Bis jetzt galten die Einschüchterungsversuche und die Beschneidung der Pressefreiheit nur den inländischen Medien. Das Erdogan-Regime ließ unzählige Print- und Onlinepublikationen verbieten, entzog Radio- und Fernsehsendern die Lizenzen und drangsalierte all jene Journalisten, die nicht die Sichtweise des Regimes vertraten. Drakonische Strafen und Inhaftierungen – allesamt Ergebnisse von Verfahren, die mit Rechtsstaatlichkeit recht wenig gemein haben – wurden angeordnet. Mit der Verfolgung eines deutschen Korrespondenten will man nun auch die ausländischen Medien einschüchtern. Die Verantwortlichen in Ankara senden ein unmissverständliches Signal: »Passt auf, was ihr berichtet, sonst ereilt euch selbiges Unheil!«
Erfreulich, dass über fast alle Parteigrenzen hinweg in Deutschland das Vorgehen der Türkei auf das Schärfste verurteilt wird. Dass sich die demokratischen Parteien in Deutschland mit Yücel und seinen Kolleginnen und Kollegen in der Türkei solidarisieren, ist ein wichtiges Signal. Nicht so erfreulich ist, dass es erst zu massenhaften Solidaritätsbekundungen kam, nachdem ein deutscher Korrespondent Opfer des türkischen Regimes wurde. Als habe man sich bis dahin damit abgefunden, dass der Nato- und Flüchtlingspakt-Partner Türkei in Bezug auf Menschenrechte ein »failed state« ist.

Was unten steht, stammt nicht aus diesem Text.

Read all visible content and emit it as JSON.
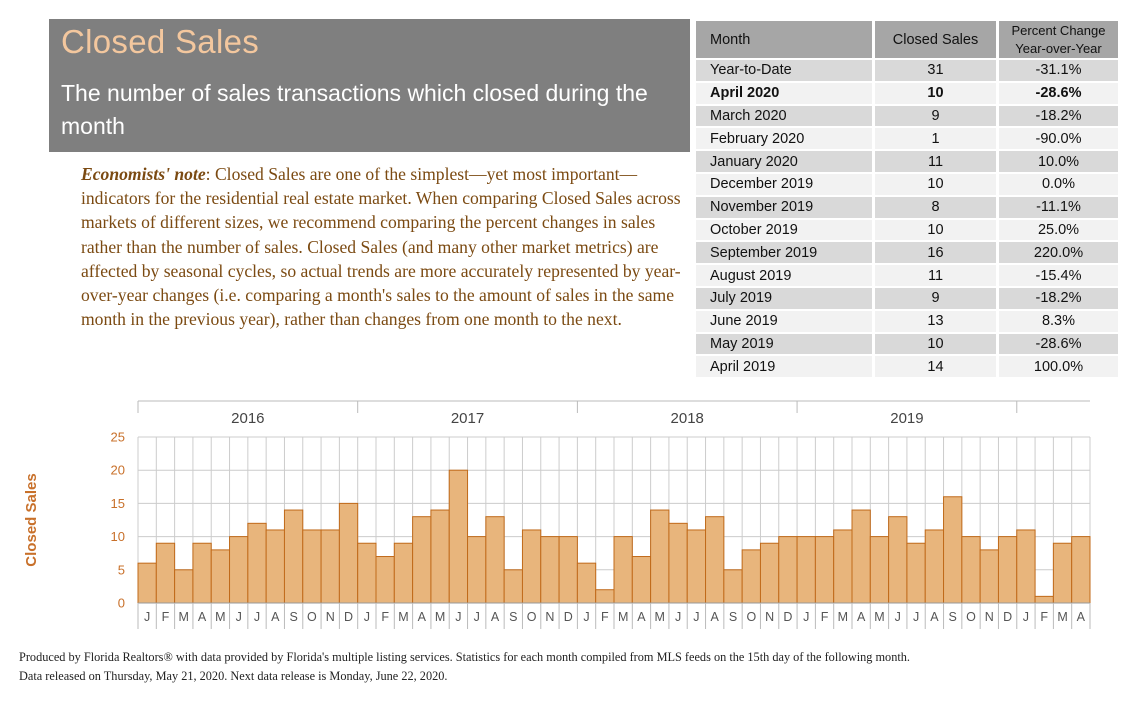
{
  "header": {
    "title": "Closed Sales",
    "subtitle": "The number of sales transactions which closed during the month"
  },
  "note": {
    "label": "Economists' note",
    "text": ":  Closed Sales are one of the simplest—yet most important—indicators for the residential real estate market.  When comparing Closed Sales across markets of different sizes, we recommend comparing the percent changes in sales rather than the number of sales.  Closed Sales (and many other market metrics) are affected by seasonal cycles, so actual trends are more accurately represented by year-over-year changes (i.e. comparing a month's sales to the amount of sales in the same month in the previous year), rather than changes from one month to the next."
  },
  "table": {
    "headers": [
      "Month",
      "Closed Sales",
      "Percent Change",
      "Year-over-Year"
    ],
    "rows": [
      {
        "month": "Year-to-Date",
        "sales": "31",
        "pct": "-31.1%"
      },
      {
        "month": "April 2020",
        "sales": "10",
        "pct": "-28.6%"
      },
      {
        "month": "March 2020",
        "sales": "9",
        "pct": "-18.2%"
      },
      {
        "month": "February 2020",
        "sales": "1",
        "pct": "-90.0%"
      },
      {
        "month": "January 2020",
        "sales": "11",
        "pct": "10.0%"
      },
      {
        "month": "December 2019",
        "sales": "10",
        "pct": "0.0%"
      },
      {
        "month": "November 2019",
        "sales": "8",
        "pct": "-11.1%"
      },
      {
        "month": "October 2019",
        "sales": "10",
        "pct": "25.0%"
      },
      {
        "month": "September 2019",
        "sales": "16",
        "pct": "220.0%"
      },
      {
        "month": "August 2019",
        "sales": "11",
        "pct": "-15.4%"
      },
      {
        "month": "July 2019",
        "sales": "9",
        "pct": "-18.2%"
      },
      {
        "month": "June 2019",
        "sales": "13",
        "pct": "8.3%"
      },
      {
        "month": "May 2019",
        "sales": "10",
        "pct": "-28.6%"
      },
      {
        "month": "April 2019",
        "sales": "14",
        "pct": "100.0%"
      }
    ]
  },
  "chart_data": {
    "type": "bar",
    "ylabel": "Closed Sales",
    "ylim": [
      0,
      25
    ],
    "yticks": [
      0,
      5,
      10,
      15,
      20,
      25
    ],
    "years": [
      "2016",
      "2017",
      "2018",
      "2019"
    ],
    "categories": [
      "J",
      "F",
      "M",
      "A",
      "M",
      "J",
      "J",
      "A",
      "S",
      "O",
      "N",
      "D",
      "J",
      "F",
      "M",
      "A",
      "M",
      "J",
      "J",
      "A",
      "S",
      "O",
      "N",
      "D",
      "J",
      "F",
      "M",
      "A",
      "M",
      "J",
      "J",
      "A",
      "S",
      "O",
      "N",
      "D",
      "J",
      "F",
      "M",
      "A",
      "M",
      "J",
      "J",
      "A",
      "S",
      "O",
      "N",
      "D",
      "J",
      "F",
      "M",
      "A"
    ],
    "values": [
      6,
      9,
      5,
      9,
      8,
      10,
      12,
      11,
      14,
      11,
      11,
      15,
      9,
      7,
      9,
      13,
      14,
      20,
      10,
      13,
      5,
      11,
      10,
      10,
      6,
      2,
      10,
      7,
      14,
      12,
      11,
      13,
      5,
      8,
      9,
      10,
      10,
      10,
      11,
      14,
      10,
      13,
      9,
      11,
      16,
      10,
      8,
      10,
      11,
      1,
      9,
      10
    ],
    "colors": {
      "bar": "#e8b57c",
      "bar_edge": "#c06a1a",
      "grid": "#cccccc",
      "axis_label": "#c8702a",
      "tick": "#555555"
    }
  },
  "footer": {
    "line1": "Produced by Florida Realtors® with data provided by Florida's multiple listing services. Statistics for each month compiled from MLS feeds on the 15th day of the following month.",
    "line2": "Data released on Thursday, May 21, 2020. Next data release is Monday, June 22, 2020."
  }
}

Bundeskanzlerin Angela Merkel reiste in den vergangenen 12 Monaten fünfmal in der Türkei. Menschenrechte waren dabei maximal ein Randthema. Erst bei ihrem letzten Besuch am 2. Februar 2017 hat sie sich mit der Opposition getroffen, um mit dieser über die Lage der Menschenrechte in der Türkei zu sprechen. Zu diesem Zeitpunkt hielt sich Deniz Yücel seit mehreren Wochen in einem Gebäude der deutschen Botschaft auf. Dort hatte er Zuflucht gefunden, nachdem bekannt wurde, dass ihn die türkische Staatsanwaltschaft sucht. Als er sich vor rund zwei Wochen entschloss, den Verfolgungsbehörden Rede und Antwort zu stehen, endete auch für ihn die Freiheit und er kam in Untersuchungshaft. Diese kann in der Türkei bis zu fünf Jahre dauern.
Setzen wir uns weiterhin gemeinsam dafür ein, dass für Deniz Yücel und alle anderen Kolleginnen und Kollegen, die Forderung nach sofortiger Freiheit möglichst bald in Erfüllung geht!